Members of The Founders Club agree to pay a small percentage of their personal cash exits from an IPO or M&A transaction into the fund, which is then distributed to all the members in that specific fund. Each fund balances risks of 30 different VC-backed early and later stage companies to maximize returns and synergies among participating entrepreneurs and VCs. All participants must first be already funded by tier one VCs to qualify to apply to join.
Fourteen senior venture capitalists from Silicon Valley, Boston, New York, London, Paris, Munich, Stockholm and Tel Aviv joined forces to establish and launch the club, whose new model is one of the most significant innovations on the VC model in decades.
Andrew Romans, founder and General Partner, said: "A VC would never invest its entire fund into one company, but rather invests across a portfolio of different companies diversifying and balancing risk. By contrast, founders and hired CEOs have essentially invested their entire fund into one company and have all their eggs in one basket."

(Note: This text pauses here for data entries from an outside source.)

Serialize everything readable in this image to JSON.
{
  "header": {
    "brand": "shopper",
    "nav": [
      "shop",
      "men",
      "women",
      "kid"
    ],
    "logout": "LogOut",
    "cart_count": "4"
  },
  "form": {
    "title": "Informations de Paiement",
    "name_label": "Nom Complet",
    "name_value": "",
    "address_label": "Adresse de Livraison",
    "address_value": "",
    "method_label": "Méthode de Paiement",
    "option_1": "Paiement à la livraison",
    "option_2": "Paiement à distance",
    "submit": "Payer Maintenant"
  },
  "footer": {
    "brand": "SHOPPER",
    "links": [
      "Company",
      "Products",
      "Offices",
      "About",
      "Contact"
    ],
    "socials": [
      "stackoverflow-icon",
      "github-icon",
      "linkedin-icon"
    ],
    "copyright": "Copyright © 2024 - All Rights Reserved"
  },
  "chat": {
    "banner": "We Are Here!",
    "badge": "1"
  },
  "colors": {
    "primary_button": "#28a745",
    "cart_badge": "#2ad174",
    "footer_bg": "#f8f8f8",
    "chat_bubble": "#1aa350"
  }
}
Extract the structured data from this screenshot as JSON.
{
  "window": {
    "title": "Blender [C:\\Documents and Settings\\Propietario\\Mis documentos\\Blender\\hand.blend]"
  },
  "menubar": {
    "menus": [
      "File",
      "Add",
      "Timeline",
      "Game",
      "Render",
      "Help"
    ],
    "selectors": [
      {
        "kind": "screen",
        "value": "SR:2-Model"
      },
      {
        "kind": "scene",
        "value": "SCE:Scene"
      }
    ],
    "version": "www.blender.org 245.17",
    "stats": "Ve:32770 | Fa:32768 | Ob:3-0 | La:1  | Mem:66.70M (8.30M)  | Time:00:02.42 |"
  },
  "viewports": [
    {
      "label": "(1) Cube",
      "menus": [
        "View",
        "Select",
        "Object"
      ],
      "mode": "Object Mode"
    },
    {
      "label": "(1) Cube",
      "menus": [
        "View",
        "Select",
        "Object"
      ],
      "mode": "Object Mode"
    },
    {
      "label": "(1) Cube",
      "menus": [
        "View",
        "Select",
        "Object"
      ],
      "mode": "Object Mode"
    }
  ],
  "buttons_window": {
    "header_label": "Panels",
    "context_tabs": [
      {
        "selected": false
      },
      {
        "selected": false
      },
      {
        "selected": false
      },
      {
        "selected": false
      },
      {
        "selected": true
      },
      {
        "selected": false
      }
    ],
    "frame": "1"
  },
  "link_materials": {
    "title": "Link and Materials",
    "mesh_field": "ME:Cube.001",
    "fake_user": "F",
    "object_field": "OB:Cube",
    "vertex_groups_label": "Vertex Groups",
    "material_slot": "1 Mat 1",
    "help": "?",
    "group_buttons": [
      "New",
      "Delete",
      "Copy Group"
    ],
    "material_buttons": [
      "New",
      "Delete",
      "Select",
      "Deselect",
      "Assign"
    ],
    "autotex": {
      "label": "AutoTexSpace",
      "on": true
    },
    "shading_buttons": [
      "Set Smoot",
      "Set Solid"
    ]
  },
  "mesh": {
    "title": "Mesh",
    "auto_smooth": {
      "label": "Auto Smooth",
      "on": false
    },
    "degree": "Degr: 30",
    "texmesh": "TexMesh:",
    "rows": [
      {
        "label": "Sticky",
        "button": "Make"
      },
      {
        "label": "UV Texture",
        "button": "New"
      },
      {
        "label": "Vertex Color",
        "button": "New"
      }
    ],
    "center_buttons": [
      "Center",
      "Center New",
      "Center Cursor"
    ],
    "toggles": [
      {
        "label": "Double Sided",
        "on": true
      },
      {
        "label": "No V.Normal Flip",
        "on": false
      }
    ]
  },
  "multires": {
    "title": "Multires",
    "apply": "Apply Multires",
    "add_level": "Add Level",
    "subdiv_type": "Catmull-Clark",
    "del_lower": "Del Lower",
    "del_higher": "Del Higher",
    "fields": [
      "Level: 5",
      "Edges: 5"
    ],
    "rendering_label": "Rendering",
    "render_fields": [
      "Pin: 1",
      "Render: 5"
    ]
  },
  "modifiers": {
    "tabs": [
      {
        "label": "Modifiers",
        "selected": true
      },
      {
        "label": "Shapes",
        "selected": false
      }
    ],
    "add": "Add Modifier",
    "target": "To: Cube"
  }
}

Romans continues: "The Founders Club is a unique way of bonding elite entrepreneurs and investors together so that they help each other with each next key milestone. Members needing to raise additional VC funding can draw on the club's collective global contact network and its official venture advisors providing unique access to capital. When it is time to sell a company the club unites to bring more buyers to the table resulting in fewer companies failing and exits coming in faster and bigger."